Önce yorumunuz için teşekür ederim. Ama sizde benim anlatığım sıkıntıyı yinelemişsiniz. Arapçanın gırameri şudur ve sonuçda şudur demişsiniz. Ben de dil bilimcilerinin hangisine ianacağız diyorum. Üstelik bunun gibi yüzlerce konuda alimler kitabımızı farklı anlamakta ısrarlılar. Hangi birinin doğruluğunu ispatlayacaksınız ve insanlar neden sizin veya benim anlatıklarımın doğru olduğuna inansınlar?Skolastik düşünceler içinde olduğumu gördüğünüze gelince; Yazım sonunda bunlar benim kafa karışıklığım değil, mevcut durumdur diye ifade eti.
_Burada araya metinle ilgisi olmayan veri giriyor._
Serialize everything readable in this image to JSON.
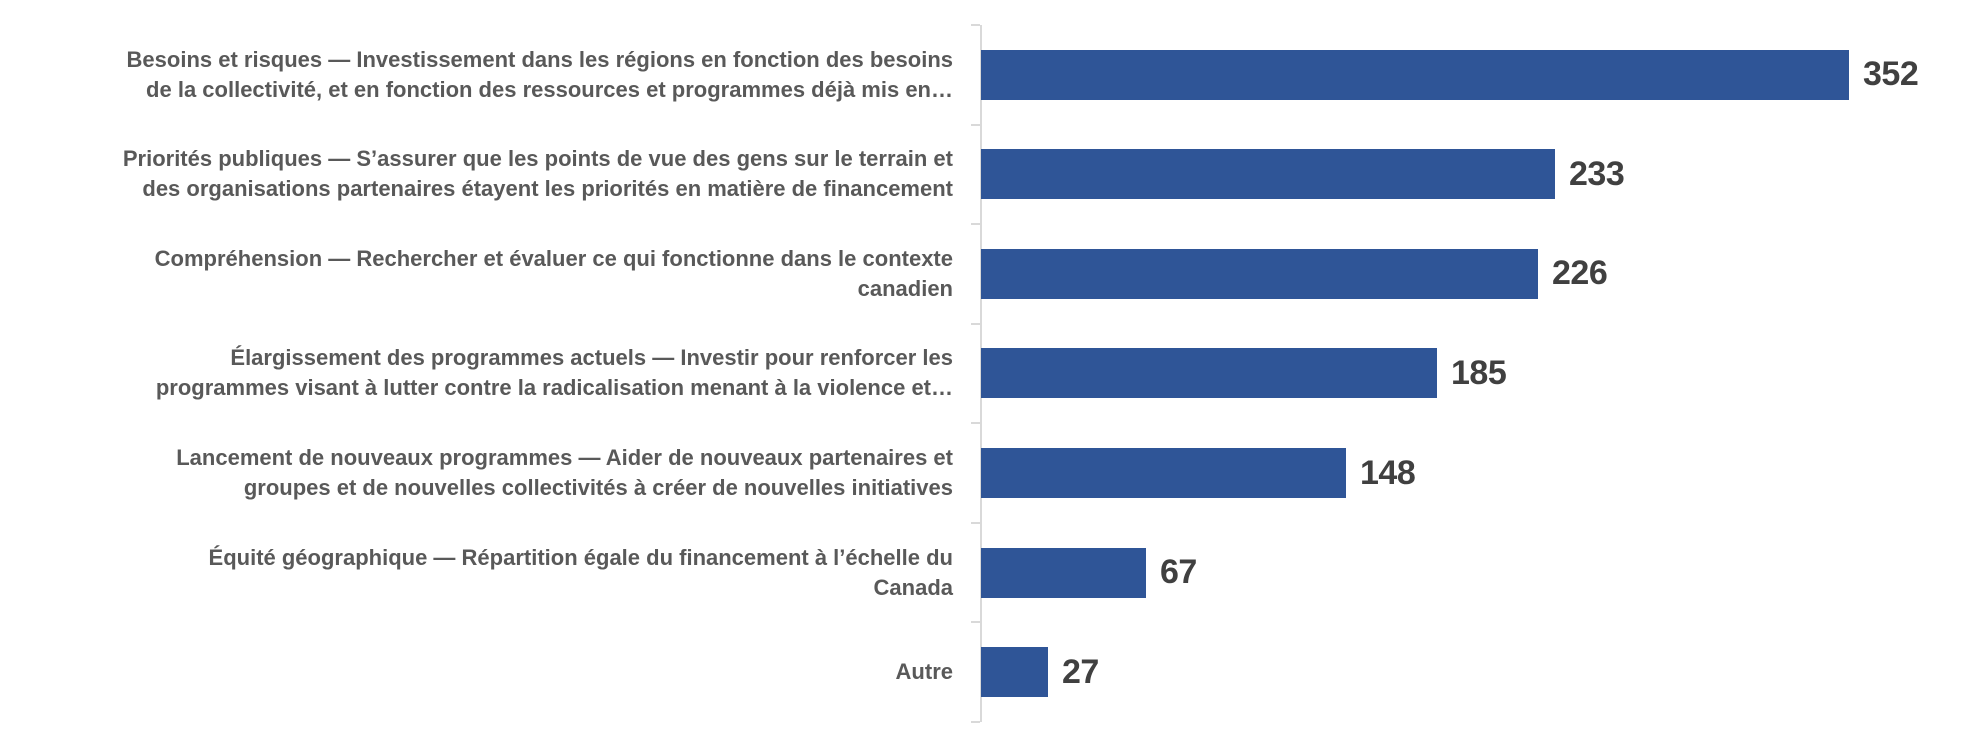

Yani çok uzun satler harcanması gereken bu meseleler için benim iç alemim huzurlu. Fakat insanlar nasıl sizin doğrunuzu yakalayacak. Zaten yakalayamamışlar ki topukların mes edilmesi veya komple ayakların yıkanması meselesini resmen kıyasıya ve imanına tartışıyorlar. Sizde biliyorsunuz ki benim uydurduğum bir şey değil. Telvizyonda aynı zaman da dil bilimcisi olmuş ilahiyatçıların tartıştıkları konulardandır. Hata bu alimlerin bir kısmı dinsizliğe düşmemek için bir diğeri ile yüz yüze bile gelmek istemiyorlar.
Skolastik düşünceler içinde gördüm dostum sizi:)
Abdest ayeti yalın haliyle şöyledir:
Yüzünüzü yıkayınız
VE dirseklerle beraber elerinizi de.
Başınızı meshediniz/sıvazlayınız
VE topuk kemiklerine (Tarsal Kemik) kadar ayaklarınızı da.
Ayetlerde geçen “Ve/Vav”lara atıf vav’ı denir. Bunlar, kendinden önceki cümle (ayetle) ile başında bulunduğu cümleyi birbirine bağlar.
Örnek:
Balkanlarda rüzgarlı havanın ardından yağmur yağdı
VE Türkiye’nin Trakya bölgesinde de.
Yani Trakya Bölgesinde “rüzgarlı havanın ardından yağmur yağdı”
ğını ifade eder.
Şimdi ayete geri dönecek olursak, şöyle bir anlam çıkar:
Yüzünü yıkayınız/ ve dirseklerle beraber elerinizi de “yıkayınız”
Başınızı sıvazlayınız/ ve topuk kemiklerine kadar ayaklarınızı da “sıvazlayınız” anlamı çıkar. Burada tartışılan şey, ayaklar “mesh” mi edilecek, “yıkanacak” mı meselesidir. Kimileri, atıf vav’ının “vucuhekum” yani yüzün yıkanması ayetine atfedilmesini, kimileri ise “ve ercilikum biriusukum ilel kabeyni” den kastın “ceri civar” yani komşuluk ilişkisi bakımından başın mesh edilmesi ayetine bağlanması gerektiğini öne sürmüşlerdir.
Bu kırat varyasyonları ve fıkıh ile alakalı teknik bir konudur. Kısaca demek gerekirse bugün şu noktaya gelinmiştir, abdestle ilgili bu ayetler hem ayakların mesh edilebileceğine hem de periyodik zamanlarda (kötü kokması, necaset/pislik bulaşması veya normal olarak kişi mukim ise günde en az bir kez) yıkanmasına işaret etmektedir.
Kur’an meal ve tefsirinin her bilim dalının uzmanları ve kelamcılar, ilahiyatçılardan oluşan bir uzmanlar heyeti tarafından yeniden yazımı gerektiği görüşünüze gelince, aynen katılıyorum sayın Sekülü, saygı ve muhabetlerimle.